Ticari şirketlerin veya ünlü kişilerin kendileriyle özdeşleşmiş isimleri bir marka haline getirmesi oldukça duyulmuş bir olay; ancak bu durum …
Ticari şirketlerin veya ünlü kişilerin kendileriyle özdeşleşmiş isimleri bir marka haline getirmesi oldukça duyulmuş bir olay; ancak bu durum bazen ticari amaçlar sebebiyle bir tık saçma bir noktaya gidebiliyor. Mesela, daha öncesinde Kylie Jenner adını markalaştırmaya çalıştığı için ünlü şarkıcı Kylie Minogue ile tartışmış; viral olan bir trendin ardından “rise and shine” sözünü markalaştırmaya çalıştığı içinse sosyal medyada oldukça sert eleştirilere maruz kalmıştı.
Şimdiyse benzer bir durum, dünyanın en değerli şirketi olan teknoloji devi Apple’da yaşandı. Apple, ‘isim benzerliği’ sebebiyle bir müzisyene dava açtı. Üstelik bu vaka Apple’ın ilk ‘saçma’ davası değil. Şirket daha önce de ‘armut’lu bir logoya itiraz ederek soluğu mahkemede almıştı.
Apple, benzer olmayan bir ismi ‘isim benzerliği’ sebebiyle dava etti
Apple, Spotify’da aylık sadece 7 dinleyicisi bulunan, sahne ismi Frankie Fineapple olan Stephanie Carlisi isimli bir indie müzisyen ile davalık oldu. The New York Times’ın haberine göre teknoloji devi, ‘ananas’ anlamına gelen Pineapple’ın, ‘elma’ anlamına gelen Apple ile oldukça benzer olduğunu ve bu durumun şirketin itibarını zedelediğini gerekçe göstererek durumu yargıya taşıdı.
Şirket tarafından sunulan dava dosyasına göre Apple, iki ismin de “hem meyve isimleri hem de benzer ticari izlenimler taşıdığı”nı ifade etti.
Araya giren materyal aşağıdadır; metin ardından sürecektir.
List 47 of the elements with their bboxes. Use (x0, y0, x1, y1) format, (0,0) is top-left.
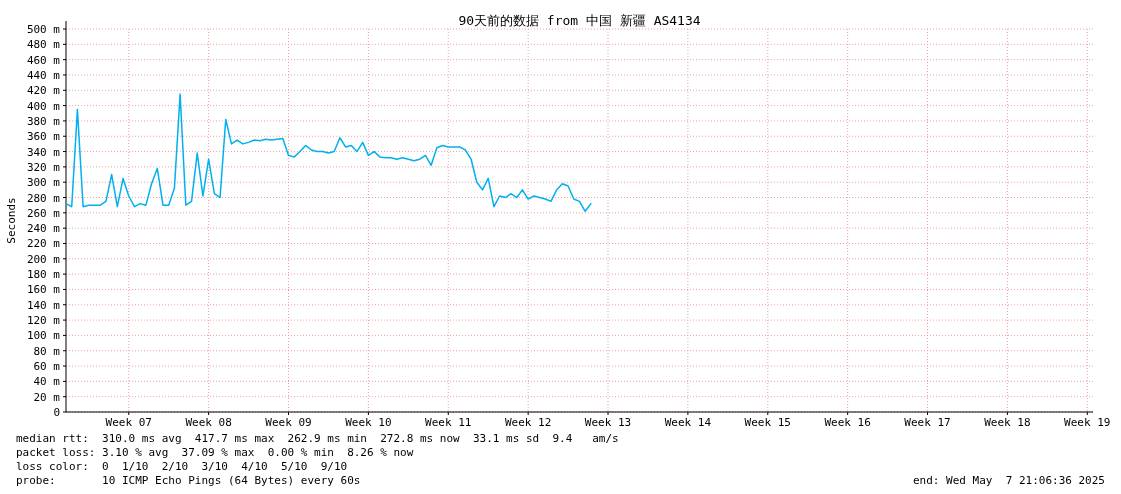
y-tick-label: 460 m (26, 53, 61, 67)
x-tick-label: Week 19 (1064, 416, 1111, 429)
text: median rtt: 310.0 ms avg 417.7 ms max 262.9 ms min 272.8 ms now 33.1 ms sd 9.4 am/s (16, 432, 619, 445)
y-tick-label: 0 (53, 406, 60, 419)
y-tick-label: 20 m (33, 390, 61, 404)
y-tick-label: 280 m (26, 191, 61, 205)
x-tick-label: Week 10 (345, 416, 392, 429)
x-tick-label: Week 07 (105, 416, 152, 429)
text: probe: 10 ICMP Echo Pings (64 Bytes) every 60s (16, 474, 361, 487)
y-tick-label: 160 m (26, 283, 61, 297)
text: packet loss: 3.10 % avg 37.09 % max 0.00 % min 8.26 % now (16, 446, 414, 459)
line-series (65, 93, 592, 213)
x-tick-label: Week 12 (504, 416, 552, 429)
y-axis-title: Seconds (5, 197, 18, 244)
text: end: Wed May 7 21:06:36 2025 (912, 474, 1105, 487)
y-tick-label: 260 m (26, 206, 61, 220)
y-tick-label: 320 m (26, 160, 61, 174)
y-tick-label: 380 m (26, 114, 61, 128)
y-tick-label: 220 m (26, 237, 61, 251)
y-tick-label: 400 m (26, 99, 61, 113)
y-tick-label: 180 m (26, 268, 61, 282)
y-tick-label: 240 m (26, 222, 61, 236)
y-tick-label: 440 m (26, 68, 61, 82)
chart-title: 90天前的数据 from 中国 新疆 AS4134 (458, 13, 701, 28)
x-tick-label: Week 18 (984, 416, 1031, 429)
y-tick-label: 420 m (26, 84, 61, 98)
x-tick-label: Week 17 (904, 416, 951, 429)
x-tick-label: Week 15 (744, 416, 791, 429)
x-tick-label: Week 11 (425, 416, 472, 429)
x-tick-label: Week 16 (824, 416, 871, 429)
y-tick-label: 140 m (26, 298, 61, 312)
text: loss color: 0 1/10 2/10 3/10 4/10 5/10 9/10 (16, 460, 348, 473)
x-tick-label: Week 09 (265, 416, 312, 429)
x-tick-label: Week 14 (664, 416, 712, 429)
y-tick-label: 40 m (33, 375, 61, 389)
y-tick-label: 80 m (33, 344, 61, 358)
y-tick-label: 360 m (26, 130, 61, 144)
x-tick-label: Week 08 (185, 416, 232, 429)
y-tick-label: 120 m (26, 314, 61, 328)
y-tick-label: 480 m (26, 38, 61, 52)
y-tick-label: 500 m (26, 23, 61, 36)
y-tick-label: 300 m (26, 176, 61, 190)
y-tick-label: 60 m (33, 360, 61, 374)
y-tick-label: 100 m (26, 329, 61, 343)
x-tick-label: Week 13 (584, 416, 632, 429)
y-tick-label: 200 m (26, 252, 61, 266)
y-tick-label: 340 m (26, 145, 61, 159)
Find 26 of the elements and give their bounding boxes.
Sadece bu olsa neyse, gelen bilgilere göre Apple, bunun haricinde Carlisi’nin logosu olan patlayan ananas bombasını bile dava etmeyi düşündü.
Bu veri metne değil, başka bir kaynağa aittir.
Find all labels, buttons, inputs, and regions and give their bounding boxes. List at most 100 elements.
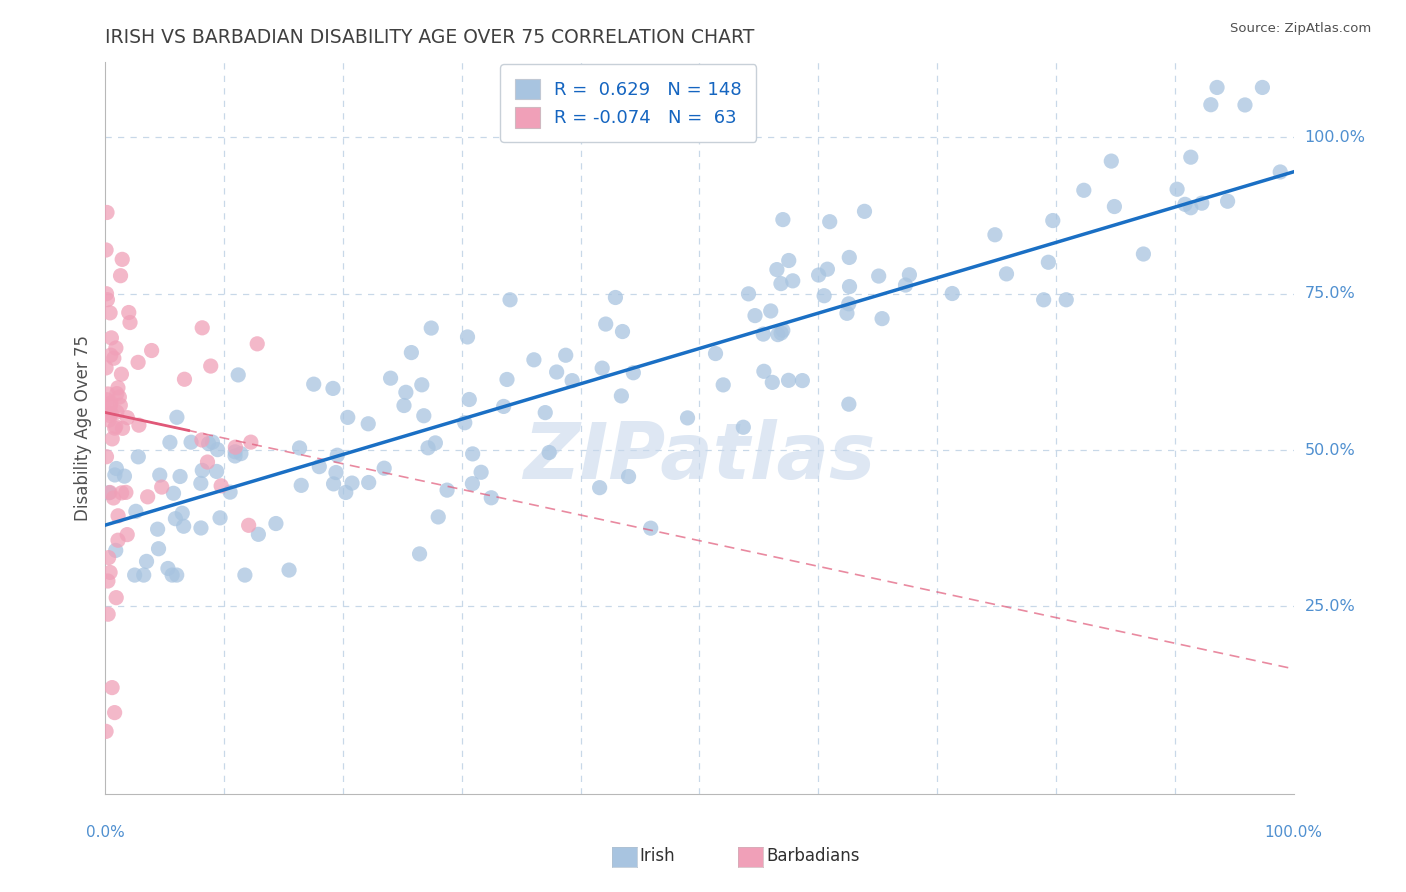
Point	[100, 348, 122, 362]
Point	[128, 418, 150, 433]
Point	[1032, 293, 1054, 307]
Point	[288, 441, 311, 455]
Point	[868, 268, 890, 283]
Point	[141, 343, 163, 358]
Point	[169, 469, 191, 483]
Point	[110, 268, 132, 283]
Point	[546, 365, 568, 379]
Point	[127, 355, 149, 369]
Point	[173, 372, 195, 386]
Point	[838, 297, 860, 311]
Point	[96, 205, 118, 219]
Point	[226, 368, 249, 382]
Point	[752, 364, 775, 378]
Point	[118, 316, 141, 330]
Point	[1180, 150, 1202, 164]
Point	[208, 511, 231, 525]
Point	[107, 508, 129, 523]
Point	[538, 445, 561, 459]
Point	[1042, 213, 1064, 227]
Point	[105, 405, 128, 419]
Point	[104, 419, 127, 434]
Point	[984, 227, 1007, 242]
Point	[233, 568, 256, 582]
Point	[180, 435, 202, 450]
Point	[1104, 200, 1126, 214]
Point	[96, 392, 118, 407]
Point	[308, 459, 330, 474]
Point	[744, 309, 766, 323]
Point	[1166, 182, 1188, 196]
Point	[136, 490, 159, 504]
Point	[98, 566, 121, 580]
Point	[201, 435, 224, 450]
Text: Barbadians: Barbadians	[766, 847, 860, 865]
Point	[100, 331, 122, 345]
Point	[838, 279, 860, 293]
Point	[610, 389, 633, 403]
Point	[737, 286, 759, 301]
Text: 25.0%: 25.0%	[1305, 599, 1355, 614]
Point	[159, 435, 181, 450]
Point	[1174, 197, 1197, 211]
Point	[94, 360, 117, 375]
Point	[782, 274, 804, 288]
Point	[496, 372, 519, 386]
Point	[766, 327, 789, 342]
Point	[103, 491, 125, 505]
Point	[94, 243, 117, 257]
Point	[401, 345, 423, 359]
Point	[101, 681, 124, 695]
Point	[165, 511, 187, 525]
Point	[190, 521, 212, 535]
Point	[132, 568, 155, 582]
Point	[711, 377, 734, 392]
Point	[111, 421, 134, 435]
Point	[104, 341, 127, 355]
Text: Irish: Irish	[640, 847, 675, 865]
Point	[98, 399, 121, 413]
Point	[1251, 80, 1274, 95]
Point	[197, 436, 219, 450]
Point	[104, 706, 127, 720]
Point	[1073, 183, 1095, 197]
Point	[621, 366, 644, 380]
Point	[111, 252, 134, 267]
Text: 75.0%: 75.0%	[1305, 286, 1355, 301]
Point	[101, 432, 124, 446]
Point	[107, 381, 129, 395]
Point	[772, 212, 794, 227]
Point	[146, 522, 169, 536]
Point	[772, 323, 794, 337]
Point	[1038, 255, 1060, 269]
Point	[104, 421, 127, 435]
Point	[336, 410, 359, 425]
Point	[166, 410, 188, 425]
Point	[357, 475, 380, 490]
Point	[523, 352, 546, 367]
Point	[96, 286, 118, 301]
Point	[408, 547, 430, 561]
Point	[114, 469, 136, 483]
Point	[127, 450, 149, 464]
Point	[770, 326, 793, 340]
Point	[100, 396, 122, 410]
Point	[246, 336, 269, 351]
Point	[104, 543, 127, 558]
Point	[105, 386, 128, 401]
Point	[322, 381, 344, 395]
Point	[1180, 201, 1202, 215]
Point	[461, 476, 484, 491]
Point	[124, 568, 146, 582]
Point	[605, 291, 627, 305]
Point	[612, 325, 634, 339]
Point	[411, 377, 433, 392]
Point	[200, 359, 222, 373]
Point	[813, 289, 835, 303]
Point	[219, 485, 242, 500]
Point	[238, 518, 260, 533]
Text: IRISH VS BARBADIAN DISABILITY AGE OVER 75 CORRELATION CHART: IRISH VS BARBADIAN DISABILITY AGE OVER 7…	[105, 28, 755, 47]
Point	[870, 311, 893, 326]
Point	[135, 554, 157, 568]
Point	[380, 371, 402, 385]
Buna karşılık yaptığı açıklamada “Bu bir elma bile değil, “ diyerek açık bir şekilde ortada olan durumu belirten Carlisi, “İnsanlara, dev şirket olan Apple ile bağlantısı olan herhangi bir meyveyi ya da herhangi bir şeyi kendilerine mal edemeyeceklerini söylüyorsunuz” ifadeleriyle Apple’a tepki gösterdi.
Bu, Apple’ın bir şirkete önemsiz gerekçelerle ilk dava açışı değil
Öte yandan bu olay, Apple’ın küçük bir işletmeye, projeye veya markaya son derece zayıf ve hatta gülünç gerekçelerle daha açtığı ilk sefer de değil. Ancak The New York Times’ın bildirdiği üzere davayı kazanan Carlisi’nin aksine şimdiye kadar pek çok şirket veya kişi, Apple gibi bir şirket ile karşı karşıya gelmeye maddi kaynaklarının ve durumlarının yetmeyeceğini düşünerek geri çekilmek zorunda kaldı.
Bu tabii ki de önemli markaların ve yeteneklerin ticari markalar için başvuruda bulunamayacağı anlamına gelmiyor; ancak siz de takdir edersiniz bir şirketin “apple” gibi yaygın bir kelimeyi veya “Kylie” gibi yaygın bir ismi marka haline getirmeye ve bunu böyle küçük düşürücü gerekçelerle yapmaya çalışması kulağa oldukça saçma geliyor.